O mistério foi parcialmente resolvido há dois meses por Jurgen Matthaus, recentemente aposentado do cargo de chefe de pesquisa do Museu Memorial do Holocausto, em Washington, nos EUA. Em pesquisa publicada na edição de setembro da revista científica Revista de Estudos Históricosuma publicação em língua alemã, o assassino foi identificado como Jakobus Onnen, de 34 anos, um professor na cidade de Tichelwarf, localizada perto da fronteira com a Holanda.
Um parente vivo de Onnen enviou a Matthaus várias fotos de família e, com a ajuda de uma ferramenta de Inteligência Artificial, foi possível identificar o soldado nazista com 99,9% de certeza.
A foto surgiu em 1961, durante o julgamento de Adolf Eichmann, em Jerusalém. A imagem estava com Al Moss, um sobrevivente do Holocausto que contou tê-la adquirido em 1945, mas não sabia nada sobre seu contexto. Moss contou que estava tornando a imagem pública para que o mundo soubesse “o que estava acontecendo na época de Eichmann”. Com uma clareza que permanece intacta mesmo depois de décadas, a foto coloca o espectador na terrível cena.

Foto foi revelada por um sobrevivente do Holocausto durante o julgamento do oficial nazista Adolf Eichmann. Foto: Assessoria de Imprensa do Governo de Israel
“É impressionante”, afirmou Christopher R. Browning, autor de diversos livros sobre o Holocausto. Segundo Browning, é raro que fotos do Holocausto apresentem tantos detalhes sobre os assassinos e suas vítimas.
“Por isso essa imagem é tão poderosa.”
Onnen morreu em 1943, possivelmente pelas mãos de partisanos soviéticos. As identidades da vítima, do soldado e do fotógrafo permanecem desconhecidas.

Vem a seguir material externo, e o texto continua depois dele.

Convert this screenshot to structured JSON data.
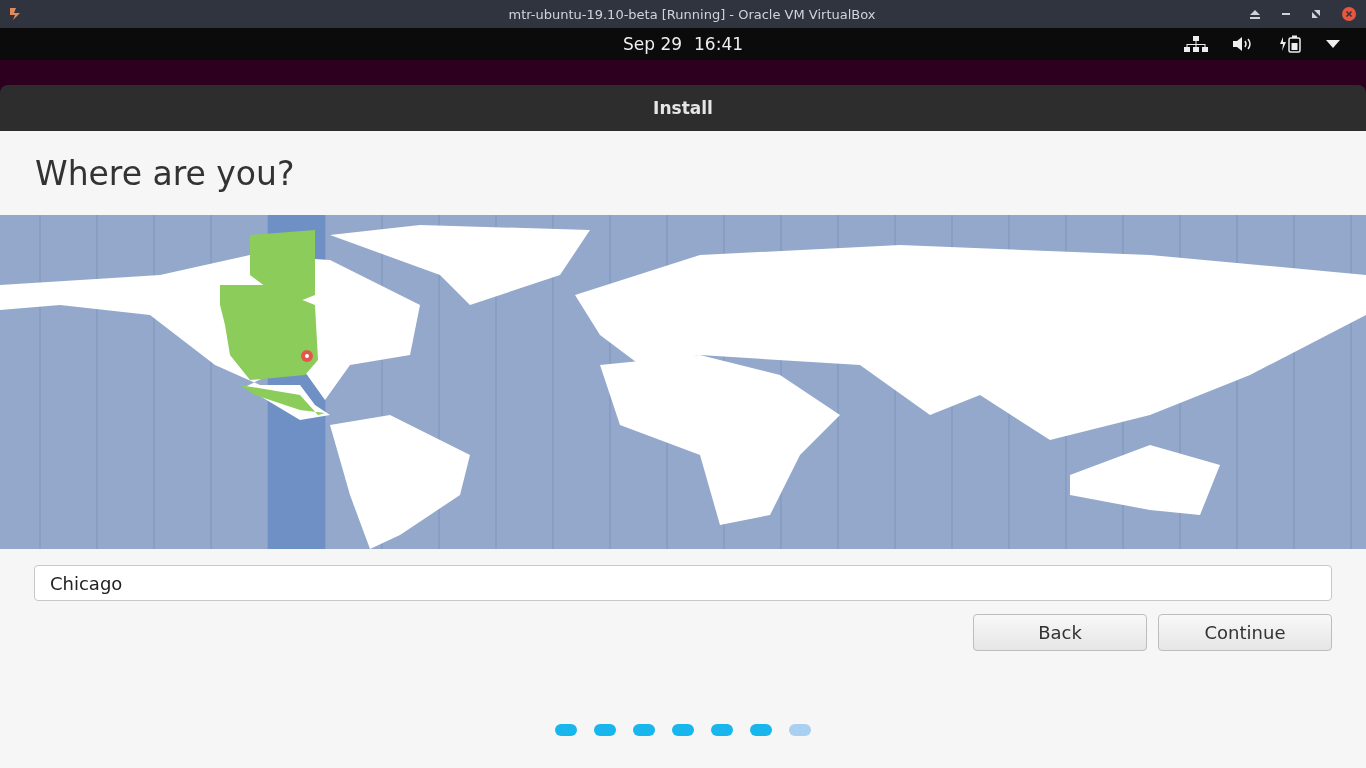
{
  "vm_window": {
    "title": "mtr-ubuntu-19.10-beta [Running] - Oracle VM VirtualBox"
  },
  "top_bar": {
    "date": "Sep 29",
    "time": "16:41"
  },
  "window": {
    "title": "Install"
  },
  "heading": "Where are you?",
  "location": {
    "value": "Chicago"
  },
  "buttons": [
    "Back",
    "Continue"
  ],
  "steps": [
    {
      "done": true
    },
    {
      "done": true
    },
    {
      "done": true
    },
    {
      "done": true
    },
    {
      "done": true
    },
    {
      "done": true
    },
    {
      "done": false
    }
  ]
}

“Na cena dos estudos sobre o Holocausto, é uma grande notícia”, afirmou Katja Hoyer, uma especialista em história alemã que escreveu sobre a descoberta de Matthaus em sua newsletter. “Saber a identidade do assassino é um grande passo para dar contexto à foto, tornando-a mais do que apenas uma relíquia macabra.”
Em uma pesquisa publicada em 2024 na revista científica Estudos sobre Holocausto e GenocídioMatthaus explicou que durante muito tempo acreditou-se que a foto teria sido feita em Vinnitsa, uma cidade ucraniana na época parte da União Soviética, onde Hitler pretendia construir o complexo “Wehrwolf”. Na verdade, a foto foi tirada em Berdichev, 80 quilômetros ao norte.
Matthaus chegou a essa conclusão depois de descobrir o diário de Walter Materna, um soldado austríaco, no Museu do Holocausto em Washington. Uma versão da imagem foi encontrada entre as páginas do diário. No verso da foto, Materna escreveu detalhes: o massacre tinha ocorrido em 28 de julho de 1941, dentro dos muros da cidadela de Berdichev.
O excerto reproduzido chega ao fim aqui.